Court Opinion

ID: 7208994
Source: CourtListenerOpinion
Date Created: 2022-07-24 17:40:56.478685+00
Date Added: 2024-06-11T16:16:46.315744
License: Public Domain

Judge NATHANIEL R. JONES,
Dissenting.
The issues presented to the District Court and are now here on appeal have never been squarely confronted by this court. By issuing a Certificate of Appealability, and thus granting John W. Byrd Jr. permission to appeal from its denial of his *96habeas corpus petition filed pursuant to 28 U.S.C. § 2241, this court was afforded an opportunity to decide an issue heretofore unaddressed. This panel’s majority declined to seize that opportunity. Its failure to do so may very well seal Byrd’s fate. Execution appears to be a certainty, barring an intercession by the en banc court. This, in my judgment, compounds the long series of legal errors committed by this and other courts along the troubled path this case has traveled.
Reliance on Section 2241 by Byrd is not an impermissible sidestepping of prior rulings. That section is a free-standing provision of law that Congress enacted and did not disturb when it enacted AEDPA. The grant of power represented by Section 2241 is an alternative for state prisoners with valid claims of actual innocence. Such is what Byrd has been trying to raise in the face of barriers erected in State and now Federal proceedings. The panel majority now denies to Byrd an opportunity to pursue relief under Section 2241. Because I think that result is not only wrong, but a tragic denial of due process, I dissent.
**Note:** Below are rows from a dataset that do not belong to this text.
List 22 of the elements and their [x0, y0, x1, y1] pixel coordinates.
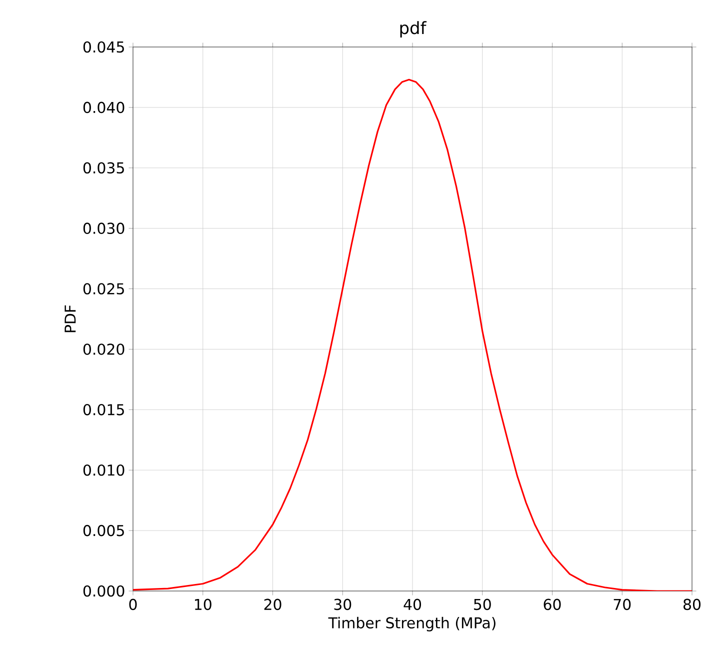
y-tick-label: 0.045: [83, 41, 124, 53]
y-tick-label: 0.030: [83, 222, 124, 234]
x-tick-label: 40: [404, 598, 422, 610]
y-tick-label: 0.035: [83, 162, 124, 174]
x-tick-label: 50: [474, 598, 491, 610]
x-tick-label: 10: [195, 598, 212, 610]
x-tick-label: 80: [684, 598, 701, 610]
y-tick-label: 0.015: [83, 404, 124, 416]
y-tick-label: 0.010: [83, 464, 124, 476]
y-tick-label: 0.005: [83, 524, 124, 536]
y-tick-label: 0.020: [83, 344, 124, 355]
y-tick-label: 0.000: [83, 585, 124, 597]
y-tick-label: 0.040: [83, 102, 124, 114]
x-tick-label: 30: [334, 598, 352, 610]
x-tick-label: 20: [264, 598, 282, 610]
x-tick-label: 0: [129, 598, 137, 610]
y-axis-title: PDF: [64, 305, 76, 332]
chart-title: pdf: [400, 21, 427, 38]
x-tick-label: 60: [544, 598, 561, 610]
x-axis-title: Timber Strength (MPa): [328, 616, 496, 632]
x-tick-label: 70: [614, 598, 631, 610]
y-tick-label: 0.025: [83, 283, 124, 294]
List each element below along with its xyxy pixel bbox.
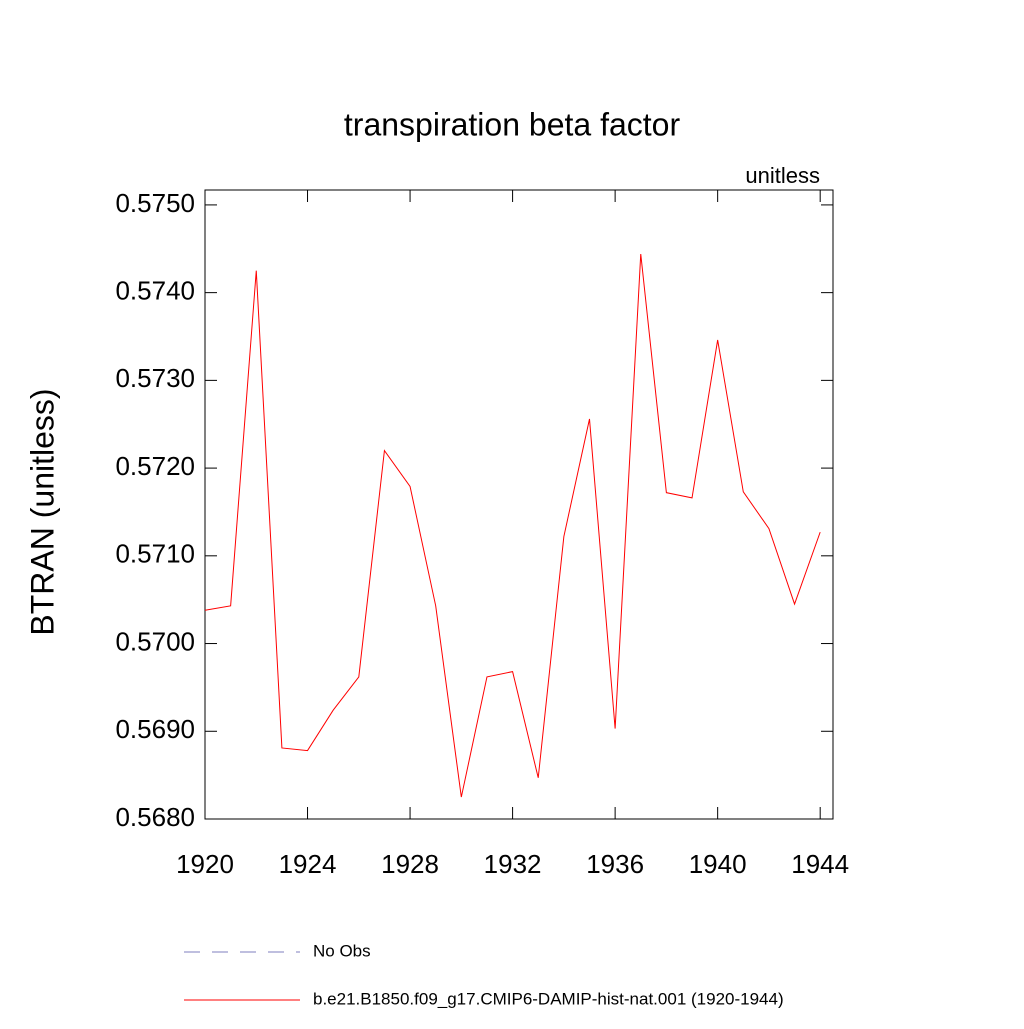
y-tick-label: 0.5750 bbox=[115, 188, 195, 218]
x-tick-label: 1924 bbox=[279, 849, 337, 879]
y-axis-label: BTRAN (unitless) bbox=[24, 388, 60, 635]
legend-label: No Obs bbox=[313, 941, 371, 960]
y-tick-label: 0.5680 bbox=[115, 802, 195, 832]
y-tick-label: 0.5720 bbox=[115, 451, 195, 481]
y-tick-label: 0.5710 bbox=[115, 539, 195, 569]
subtitle: unitless bbox=[745, 163, 820, 188]
y-tick-label: 0.5690 bbox=[115, 714, 195, 744]
y-tick-label: 0.5700 bbox=[115, 626, 195, 656]
x-tick-label: 1928 bbox=[381, 849, 439, 879]
y-tick-label: 0.5740 bbox=[115, 276, 195, 306]
x-tick-label: 1944 bbox=[791, 849, 849, 879]
x-tick-label: 1920 bbox=[176, 849, 234, 879]
legend-label: b.e21.B1850.f09_g17.CMIP6-DAMIP-hist-nat… bbox=[313, 989, 784, 1008]
chart-title: transpiration beta factor bbox=[344, 106, 681, 142]
plot-frame bbox=[204, 189, 834, 820]
x-tick-label: 1932 bbox=[484, 849, 542, 879]
x-tick-label: 1940 bbox=[689, 849, 747, 879]
y-tick-label: 0.5730 bbox=[115, 363, 195, 393]
series-line bbox=[204, 253, 821, 798]
x-tick-label: 1936 bbox=[586, 849, 644, 879]
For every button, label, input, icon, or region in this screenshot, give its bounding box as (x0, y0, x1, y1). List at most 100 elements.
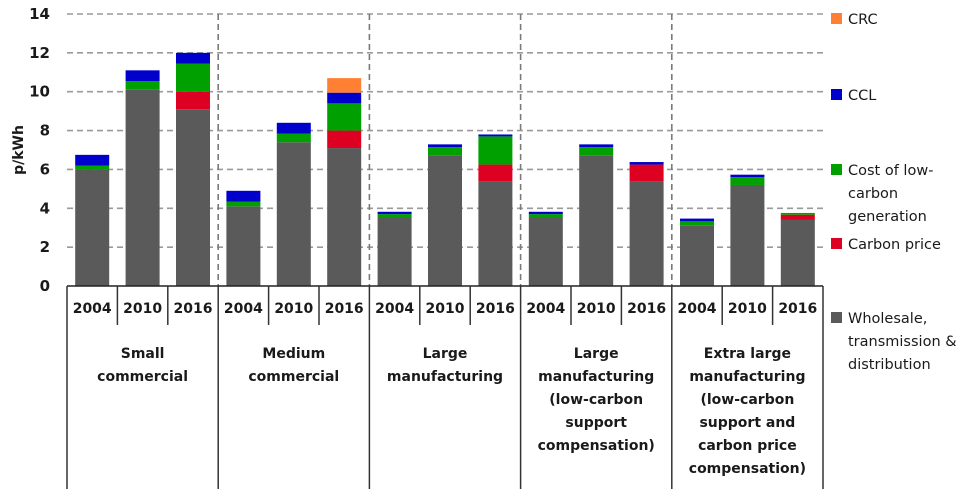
bar-segment (377, 211, 412, 215)
bar-segment (629, 181, 664, 286)
x-group-label: Small (121, 346, 165, 362)
bar-segment (327, 103, 362, 131)
x-tick-label-year: 2004 (73, 301, 112, 317)
bar-stack (730, 174, 765, 286)
x-tick-label-year: 2004 (526, 301, 565, 317)
bar-segment (176, 63, 210, 92)
bar-segment (579, 155, 614, 286)
bar-stack (176, 52, 210, 286)
legend-label: distribution (848, 357, 931, 373)
legend-item: CCL (831, 88, 876, 104)
bar-segment (528, 218, 563, 286)
bar-segment (579, 147, 614, 156)
x-group-label: support (565, 415, 627, 431)
legend-label: Cost of low- (848, 163, 933, 179)
x-group-label: Extra large (704, 346, 791, 362)
bar-segment (780, 214, 815, 220)
group-separators (217, 14, 673, 286)
bar-segment (428, 147, 462, 156)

No life is expendable. Certainly not Monte Tewksbury’s. Nor John Byrd Jr.’s.
Yet, the State of Ohio has become complied in making possible the wrongful taking of a life without affording full due process of law. That is the inevitable result of what is being done here by the majority’s Order.
As a citizen, I join with countless thousands persons who are saddened at not having been able to personally intervene to save the life of Monte Tewksbury, an indisputably fine and decent man.
As a Federal Appellate Judge, I have tried, in keeping with my oath to uphold the Constitution of the United States, to prevent the taking of the life of a not-so-decent man, but one, who, with all of his flaws, was, nevertheless, entitled to all of the rights guaranteed by the Constitution. There was a breakdown in this case. My prediction is that history will look back on the handling of this prosecution by the State of Ohio, and the default of the judiciary, as a travesty of justice. Anger and the thirst for vengeance and retribution, can never justify suspending the Constitution. An unintended consequence of this break down of constitutional due process could hasten the day when the State of Ohio may want to seriously consider whether the death penalty is fundamentally unfair and unworkable.
A more elaborate statement of my views about this case will follow.